Trotz VW-Krise wird in Zwickau 2017 so viel gebaut wie schon lange nicht mehr: Mehr als 28 Millionen Euro will die westsächsische Stadt für Baumaßnahmen ausgeben. „Das ist die höchste Summe, die wir seit etwa 15 Jahren investieren“, sagte Oberbürgermeisterin Pia Findeiß (SPD) am Donnerstag.
Unter anderem wird mit dem Gewandhaus die wichtigste Spielstätte des Theaters Plauen-Zwickau saniert. Zudem sollen Straßen, Kindergärten, eine Oberschule sowie eine historische Holzbrücke über die Mulde erneuert werden.
Der finanzielle Handlungsspielraum sei nicht so eng wie noch im vergangenen Jahr eingeschätzt, so Findeiß. Im September 2015 hatte Zwickau aufgrund des Volkswagen-Abgasskandals und damit befürchteter Steuerausfälle eine Haushaltssperre verhängt, diese am Jahresende aber wieder aufgehoben.

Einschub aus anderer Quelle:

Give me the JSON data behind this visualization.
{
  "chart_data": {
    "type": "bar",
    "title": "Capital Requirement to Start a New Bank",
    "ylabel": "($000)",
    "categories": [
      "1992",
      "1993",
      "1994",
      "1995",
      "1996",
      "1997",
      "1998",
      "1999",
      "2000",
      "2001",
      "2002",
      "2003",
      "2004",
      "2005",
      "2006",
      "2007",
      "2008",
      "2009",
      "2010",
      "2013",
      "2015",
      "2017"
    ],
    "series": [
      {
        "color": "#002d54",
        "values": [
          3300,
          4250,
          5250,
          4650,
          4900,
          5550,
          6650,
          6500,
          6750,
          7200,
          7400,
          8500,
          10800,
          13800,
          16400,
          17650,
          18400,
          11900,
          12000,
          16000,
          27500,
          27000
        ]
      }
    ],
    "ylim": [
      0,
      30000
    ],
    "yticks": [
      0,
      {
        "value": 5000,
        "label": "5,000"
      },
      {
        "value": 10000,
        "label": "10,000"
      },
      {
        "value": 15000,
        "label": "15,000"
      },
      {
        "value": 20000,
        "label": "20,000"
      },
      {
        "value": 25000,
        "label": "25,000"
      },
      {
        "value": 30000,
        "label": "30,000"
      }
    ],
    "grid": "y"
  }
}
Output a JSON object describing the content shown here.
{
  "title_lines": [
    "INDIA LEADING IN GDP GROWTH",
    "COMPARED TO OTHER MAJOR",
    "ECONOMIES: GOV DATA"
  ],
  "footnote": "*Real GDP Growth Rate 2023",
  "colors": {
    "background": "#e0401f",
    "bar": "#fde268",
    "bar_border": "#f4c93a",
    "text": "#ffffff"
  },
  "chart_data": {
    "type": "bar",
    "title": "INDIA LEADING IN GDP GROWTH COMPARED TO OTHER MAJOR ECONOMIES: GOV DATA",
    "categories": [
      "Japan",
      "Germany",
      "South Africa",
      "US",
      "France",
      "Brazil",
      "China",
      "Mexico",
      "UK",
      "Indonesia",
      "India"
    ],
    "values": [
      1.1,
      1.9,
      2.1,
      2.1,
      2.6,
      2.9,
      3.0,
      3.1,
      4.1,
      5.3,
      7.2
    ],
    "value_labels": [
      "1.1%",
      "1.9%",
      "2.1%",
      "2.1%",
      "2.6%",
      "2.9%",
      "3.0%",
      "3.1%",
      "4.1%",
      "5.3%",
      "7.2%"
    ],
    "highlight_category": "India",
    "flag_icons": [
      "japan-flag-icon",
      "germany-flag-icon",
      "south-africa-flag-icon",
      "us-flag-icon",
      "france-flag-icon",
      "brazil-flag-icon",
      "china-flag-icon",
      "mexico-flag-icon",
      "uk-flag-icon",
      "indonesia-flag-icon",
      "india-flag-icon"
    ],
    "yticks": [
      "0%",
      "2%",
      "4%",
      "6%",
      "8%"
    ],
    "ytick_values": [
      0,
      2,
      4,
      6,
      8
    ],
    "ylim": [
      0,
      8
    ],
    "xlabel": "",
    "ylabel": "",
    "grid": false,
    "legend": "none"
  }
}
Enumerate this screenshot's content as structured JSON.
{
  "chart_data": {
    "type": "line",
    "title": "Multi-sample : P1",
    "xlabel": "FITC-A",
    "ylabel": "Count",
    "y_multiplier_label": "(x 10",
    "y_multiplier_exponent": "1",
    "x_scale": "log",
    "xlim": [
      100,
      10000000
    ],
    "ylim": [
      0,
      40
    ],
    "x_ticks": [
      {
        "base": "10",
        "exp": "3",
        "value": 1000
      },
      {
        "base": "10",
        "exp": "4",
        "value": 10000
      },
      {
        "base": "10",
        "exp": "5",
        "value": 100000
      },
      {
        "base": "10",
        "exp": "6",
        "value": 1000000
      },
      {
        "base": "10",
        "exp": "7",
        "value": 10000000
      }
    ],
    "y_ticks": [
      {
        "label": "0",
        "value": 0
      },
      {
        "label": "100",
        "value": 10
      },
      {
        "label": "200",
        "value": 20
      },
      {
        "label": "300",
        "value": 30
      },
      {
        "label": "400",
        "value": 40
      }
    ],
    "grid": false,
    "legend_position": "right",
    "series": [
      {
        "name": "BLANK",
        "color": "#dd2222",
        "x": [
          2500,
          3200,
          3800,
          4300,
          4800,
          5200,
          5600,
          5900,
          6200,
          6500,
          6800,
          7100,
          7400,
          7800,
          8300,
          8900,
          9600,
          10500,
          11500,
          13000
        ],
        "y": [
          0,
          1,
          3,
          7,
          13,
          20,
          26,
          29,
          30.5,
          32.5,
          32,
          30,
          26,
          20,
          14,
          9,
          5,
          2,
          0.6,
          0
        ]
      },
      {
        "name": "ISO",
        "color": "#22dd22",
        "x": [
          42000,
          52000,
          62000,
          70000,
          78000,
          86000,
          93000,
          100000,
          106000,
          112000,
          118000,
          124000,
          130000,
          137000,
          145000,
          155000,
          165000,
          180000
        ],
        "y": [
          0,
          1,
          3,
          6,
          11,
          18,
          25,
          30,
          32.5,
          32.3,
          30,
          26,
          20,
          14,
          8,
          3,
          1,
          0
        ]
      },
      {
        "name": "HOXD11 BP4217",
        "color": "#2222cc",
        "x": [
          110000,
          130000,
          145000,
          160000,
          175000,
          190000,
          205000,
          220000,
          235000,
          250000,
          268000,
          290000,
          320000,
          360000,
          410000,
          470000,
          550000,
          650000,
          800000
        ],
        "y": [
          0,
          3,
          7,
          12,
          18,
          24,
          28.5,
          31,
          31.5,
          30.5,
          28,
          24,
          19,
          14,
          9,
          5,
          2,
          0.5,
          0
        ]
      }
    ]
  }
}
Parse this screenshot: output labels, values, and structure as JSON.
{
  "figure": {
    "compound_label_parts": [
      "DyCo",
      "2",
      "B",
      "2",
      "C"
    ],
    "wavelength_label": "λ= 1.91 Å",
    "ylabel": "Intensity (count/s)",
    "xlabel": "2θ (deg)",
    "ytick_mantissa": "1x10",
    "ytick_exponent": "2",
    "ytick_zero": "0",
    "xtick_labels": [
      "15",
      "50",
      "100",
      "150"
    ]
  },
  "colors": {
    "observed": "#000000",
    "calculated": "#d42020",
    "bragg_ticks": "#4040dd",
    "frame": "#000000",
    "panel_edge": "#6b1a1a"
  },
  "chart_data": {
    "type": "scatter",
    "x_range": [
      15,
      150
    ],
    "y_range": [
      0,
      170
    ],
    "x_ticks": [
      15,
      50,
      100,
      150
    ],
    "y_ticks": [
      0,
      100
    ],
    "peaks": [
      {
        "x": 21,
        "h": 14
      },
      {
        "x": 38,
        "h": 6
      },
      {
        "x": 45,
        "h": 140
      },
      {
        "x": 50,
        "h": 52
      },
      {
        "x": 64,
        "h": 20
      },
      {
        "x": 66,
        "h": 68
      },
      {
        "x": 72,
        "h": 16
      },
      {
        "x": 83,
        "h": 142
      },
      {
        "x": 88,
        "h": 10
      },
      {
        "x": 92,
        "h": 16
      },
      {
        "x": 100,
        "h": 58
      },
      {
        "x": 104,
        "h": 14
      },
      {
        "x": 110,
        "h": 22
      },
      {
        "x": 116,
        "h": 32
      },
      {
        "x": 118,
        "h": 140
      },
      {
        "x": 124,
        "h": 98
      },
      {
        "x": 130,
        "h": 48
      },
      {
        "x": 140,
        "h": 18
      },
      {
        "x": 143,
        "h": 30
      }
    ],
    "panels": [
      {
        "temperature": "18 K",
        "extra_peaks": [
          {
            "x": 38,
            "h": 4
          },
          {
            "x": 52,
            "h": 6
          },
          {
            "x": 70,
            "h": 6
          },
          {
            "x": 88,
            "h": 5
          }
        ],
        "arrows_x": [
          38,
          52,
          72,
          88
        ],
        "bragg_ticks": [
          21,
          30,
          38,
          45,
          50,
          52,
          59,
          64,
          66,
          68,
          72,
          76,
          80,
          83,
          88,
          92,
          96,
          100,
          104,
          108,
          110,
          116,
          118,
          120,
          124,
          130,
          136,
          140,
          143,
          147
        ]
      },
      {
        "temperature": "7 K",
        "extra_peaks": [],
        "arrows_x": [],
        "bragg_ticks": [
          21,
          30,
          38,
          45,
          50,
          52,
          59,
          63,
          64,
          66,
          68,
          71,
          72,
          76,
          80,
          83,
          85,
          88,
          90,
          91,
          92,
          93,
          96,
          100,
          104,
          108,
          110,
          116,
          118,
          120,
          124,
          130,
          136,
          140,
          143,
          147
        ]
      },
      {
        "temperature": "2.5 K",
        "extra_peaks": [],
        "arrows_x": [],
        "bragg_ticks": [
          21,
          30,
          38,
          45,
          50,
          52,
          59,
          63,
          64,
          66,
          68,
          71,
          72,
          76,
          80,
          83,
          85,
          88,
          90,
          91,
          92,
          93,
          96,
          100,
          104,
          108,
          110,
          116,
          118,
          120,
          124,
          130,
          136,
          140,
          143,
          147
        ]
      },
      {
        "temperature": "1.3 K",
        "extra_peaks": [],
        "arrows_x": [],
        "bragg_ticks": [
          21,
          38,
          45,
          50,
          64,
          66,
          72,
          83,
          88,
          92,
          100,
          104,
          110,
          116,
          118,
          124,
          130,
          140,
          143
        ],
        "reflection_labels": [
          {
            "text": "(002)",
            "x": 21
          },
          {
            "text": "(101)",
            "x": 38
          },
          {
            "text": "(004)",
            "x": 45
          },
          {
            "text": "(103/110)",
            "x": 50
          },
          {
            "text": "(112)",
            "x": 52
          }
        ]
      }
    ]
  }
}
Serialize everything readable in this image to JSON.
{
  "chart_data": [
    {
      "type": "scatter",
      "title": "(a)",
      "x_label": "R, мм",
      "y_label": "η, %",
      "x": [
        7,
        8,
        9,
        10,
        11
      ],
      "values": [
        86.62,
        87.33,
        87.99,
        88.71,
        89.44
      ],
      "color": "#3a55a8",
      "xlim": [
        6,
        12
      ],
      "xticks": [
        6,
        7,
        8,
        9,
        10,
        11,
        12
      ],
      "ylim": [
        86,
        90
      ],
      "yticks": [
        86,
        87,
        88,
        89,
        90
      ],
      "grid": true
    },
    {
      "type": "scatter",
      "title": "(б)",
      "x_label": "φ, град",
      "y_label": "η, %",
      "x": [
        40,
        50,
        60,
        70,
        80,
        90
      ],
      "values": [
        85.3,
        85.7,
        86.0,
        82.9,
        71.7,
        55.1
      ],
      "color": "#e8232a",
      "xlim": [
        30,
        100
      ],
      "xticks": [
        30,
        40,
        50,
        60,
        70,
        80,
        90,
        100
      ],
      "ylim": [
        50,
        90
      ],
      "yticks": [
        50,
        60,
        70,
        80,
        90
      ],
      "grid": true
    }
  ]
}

Trotz der guten Nachrichten zeigte sich Findeiß angesichts der Spaltung in der Gesellschaft, die sich auch in Zwickau zeigt, besorgt um die Demokratie. 2016 sei ihr bislang schwierigstes Jahr als Oberbürgermeisterin gewesen. So gab es im Januar einen Steinwurf gegen das Wohnhaus der 60-Jährigen. Ein Täter sei bisher nicht ermittelt worden, es werde jedoch ein rechtsradikaler Hintergrund vermutet. Zudem hätten rechte Störer wiederholt kommunale Veranstaltungen und Stadtratssitzungen als Bühne genutzt.
Extreme Positionen führten jedoch nur zu Hass und Gewalt, wie auch das Beispiel NSU zeige. Im November jährte sich das Auffliegen des rechten Terrortrios Beate Zschäpe, Uwe Mundlos und Uwe Böhnhardt zum fünften Mal. Der „Nationalsozialistische Untergrund“ (NSU), der zehn Menschen vor allem aus rassistischen Motiven ermordet haben soll, hatte jahrelang unentdeckt in Zwickau gelebt. Findeiß forderte erneut eine umfassende Aufklärung des NSU-Unterstützernetzwerks, dass es in Zwickau und der gesamten Region zweifelsfrei gebe.